Cloudflare Outage Disrupts LinkedIn - A Reminder of How Fragile “Always-On” Really Is

On 5 December, a Cloudflare outage briefly disrupted several major services, including LinkedIn, alongside other large platforms. Cloudflare reported issues affecting dashboards and APIs, followed by gradual recovery – but not before users across the web felt the ripple effect.

What happened

This wasn’t an isolated incident. It was the second global outage in two months, following a similar disruption in mid-November. Some platforms remained unaffected, but the broader message stayed the same: when core infrastructure breaks, the impact spreads fast and unpredictably.

Why this matters

Cloudflare is often cited as supporting around 20% of the global web, which means outages at this layer can instantly affect a huge share of online services.

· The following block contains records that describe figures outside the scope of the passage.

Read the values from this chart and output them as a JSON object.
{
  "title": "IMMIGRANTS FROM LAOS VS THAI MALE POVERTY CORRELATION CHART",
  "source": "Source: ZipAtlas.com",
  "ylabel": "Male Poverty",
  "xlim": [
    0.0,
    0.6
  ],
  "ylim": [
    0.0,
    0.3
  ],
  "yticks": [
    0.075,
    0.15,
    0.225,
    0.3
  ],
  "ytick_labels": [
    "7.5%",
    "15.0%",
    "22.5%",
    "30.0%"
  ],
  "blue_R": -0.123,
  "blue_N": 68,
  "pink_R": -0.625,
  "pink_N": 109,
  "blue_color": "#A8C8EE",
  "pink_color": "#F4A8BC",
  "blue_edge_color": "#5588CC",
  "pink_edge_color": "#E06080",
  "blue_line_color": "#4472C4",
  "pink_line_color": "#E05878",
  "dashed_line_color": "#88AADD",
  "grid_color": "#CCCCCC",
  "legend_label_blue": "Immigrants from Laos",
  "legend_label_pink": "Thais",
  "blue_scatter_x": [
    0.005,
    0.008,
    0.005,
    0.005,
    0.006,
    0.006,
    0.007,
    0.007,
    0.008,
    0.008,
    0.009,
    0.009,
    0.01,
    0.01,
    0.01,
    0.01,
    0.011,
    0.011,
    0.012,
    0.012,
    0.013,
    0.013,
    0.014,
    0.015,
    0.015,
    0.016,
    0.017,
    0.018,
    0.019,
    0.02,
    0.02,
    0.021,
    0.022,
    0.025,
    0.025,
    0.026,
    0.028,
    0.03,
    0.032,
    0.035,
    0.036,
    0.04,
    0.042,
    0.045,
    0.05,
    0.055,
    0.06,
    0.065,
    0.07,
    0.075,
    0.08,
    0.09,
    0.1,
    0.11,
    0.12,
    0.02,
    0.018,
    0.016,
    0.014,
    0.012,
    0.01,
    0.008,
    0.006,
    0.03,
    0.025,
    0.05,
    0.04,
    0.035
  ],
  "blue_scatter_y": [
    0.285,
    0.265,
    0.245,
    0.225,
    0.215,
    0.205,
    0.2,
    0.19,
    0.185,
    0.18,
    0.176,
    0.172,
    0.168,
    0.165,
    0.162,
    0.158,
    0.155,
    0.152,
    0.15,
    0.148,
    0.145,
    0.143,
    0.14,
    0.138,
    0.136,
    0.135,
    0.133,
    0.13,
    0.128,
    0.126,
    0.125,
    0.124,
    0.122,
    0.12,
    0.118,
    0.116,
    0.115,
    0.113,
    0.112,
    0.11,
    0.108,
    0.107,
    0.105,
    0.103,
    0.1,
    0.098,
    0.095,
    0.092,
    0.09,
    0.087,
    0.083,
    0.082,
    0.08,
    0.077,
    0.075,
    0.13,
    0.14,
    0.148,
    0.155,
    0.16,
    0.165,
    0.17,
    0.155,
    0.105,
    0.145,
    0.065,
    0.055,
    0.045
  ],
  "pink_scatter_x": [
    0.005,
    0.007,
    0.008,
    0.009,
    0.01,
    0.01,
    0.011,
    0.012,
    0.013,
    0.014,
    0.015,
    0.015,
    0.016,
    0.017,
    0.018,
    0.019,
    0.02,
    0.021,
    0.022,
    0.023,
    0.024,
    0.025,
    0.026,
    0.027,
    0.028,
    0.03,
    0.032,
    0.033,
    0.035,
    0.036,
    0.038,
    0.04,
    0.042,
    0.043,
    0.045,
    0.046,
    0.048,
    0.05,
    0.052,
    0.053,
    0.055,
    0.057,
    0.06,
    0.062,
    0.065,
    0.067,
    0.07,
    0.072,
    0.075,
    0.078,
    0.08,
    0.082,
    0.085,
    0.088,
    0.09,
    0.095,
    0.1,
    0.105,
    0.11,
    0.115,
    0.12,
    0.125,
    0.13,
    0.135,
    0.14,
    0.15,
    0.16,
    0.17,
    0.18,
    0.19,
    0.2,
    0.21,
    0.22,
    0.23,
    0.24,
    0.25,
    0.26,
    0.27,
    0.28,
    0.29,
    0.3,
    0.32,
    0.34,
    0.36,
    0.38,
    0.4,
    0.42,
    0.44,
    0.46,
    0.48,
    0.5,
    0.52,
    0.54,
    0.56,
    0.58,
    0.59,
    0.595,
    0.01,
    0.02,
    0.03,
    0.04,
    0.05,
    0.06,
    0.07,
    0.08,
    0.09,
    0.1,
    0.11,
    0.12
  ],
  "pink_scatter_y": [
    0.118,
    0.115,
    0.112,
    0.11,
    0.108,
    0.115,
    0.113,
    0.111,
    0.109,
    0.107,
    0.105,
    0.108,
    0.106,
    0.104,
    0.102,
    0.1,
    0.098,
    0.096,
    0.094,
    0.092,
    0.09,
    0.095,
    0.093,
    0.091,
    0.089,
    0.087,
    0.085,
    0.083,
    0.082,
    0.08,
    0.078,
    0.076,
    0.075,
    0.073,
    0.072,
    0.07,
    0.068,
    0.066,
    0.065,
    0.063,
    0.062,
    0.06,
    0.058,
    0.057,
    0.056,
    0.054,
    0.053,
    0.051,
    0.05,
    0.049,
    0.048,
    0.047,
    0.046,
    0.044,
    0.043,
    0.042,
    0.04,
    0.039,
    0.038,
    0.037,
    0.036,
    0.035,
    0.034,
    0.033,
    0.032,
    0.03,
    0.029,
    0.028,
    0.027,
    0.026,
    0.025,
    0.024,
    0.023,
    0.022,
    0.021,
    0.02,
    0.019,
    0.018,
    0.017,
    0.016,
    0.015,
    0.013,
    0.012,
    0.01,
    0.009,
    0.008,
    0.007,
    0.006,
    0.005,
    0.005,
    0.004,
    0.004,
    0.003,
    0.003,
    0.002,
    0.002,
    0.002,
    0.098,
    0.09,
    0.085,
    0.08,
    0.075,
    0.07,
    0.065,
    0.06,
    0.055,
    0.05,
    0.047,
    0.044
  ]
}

For businesses and creators, it’s a reminder that a “platform problem” isn’t always a platform problem – sometimes it’s a deeper dependency failing underneath.

Practical takeaway

If your communication or demand strategy depends heavily on LinkedIn, events like this are a nudge toward resilience. Build a presence there, but don’t treat it as your only engine. The strongest brands keep LinkedIn as a core channel while reinforcing it with owned touchpoints, clear follow-up paths, and systems that still work when the feed goes dark.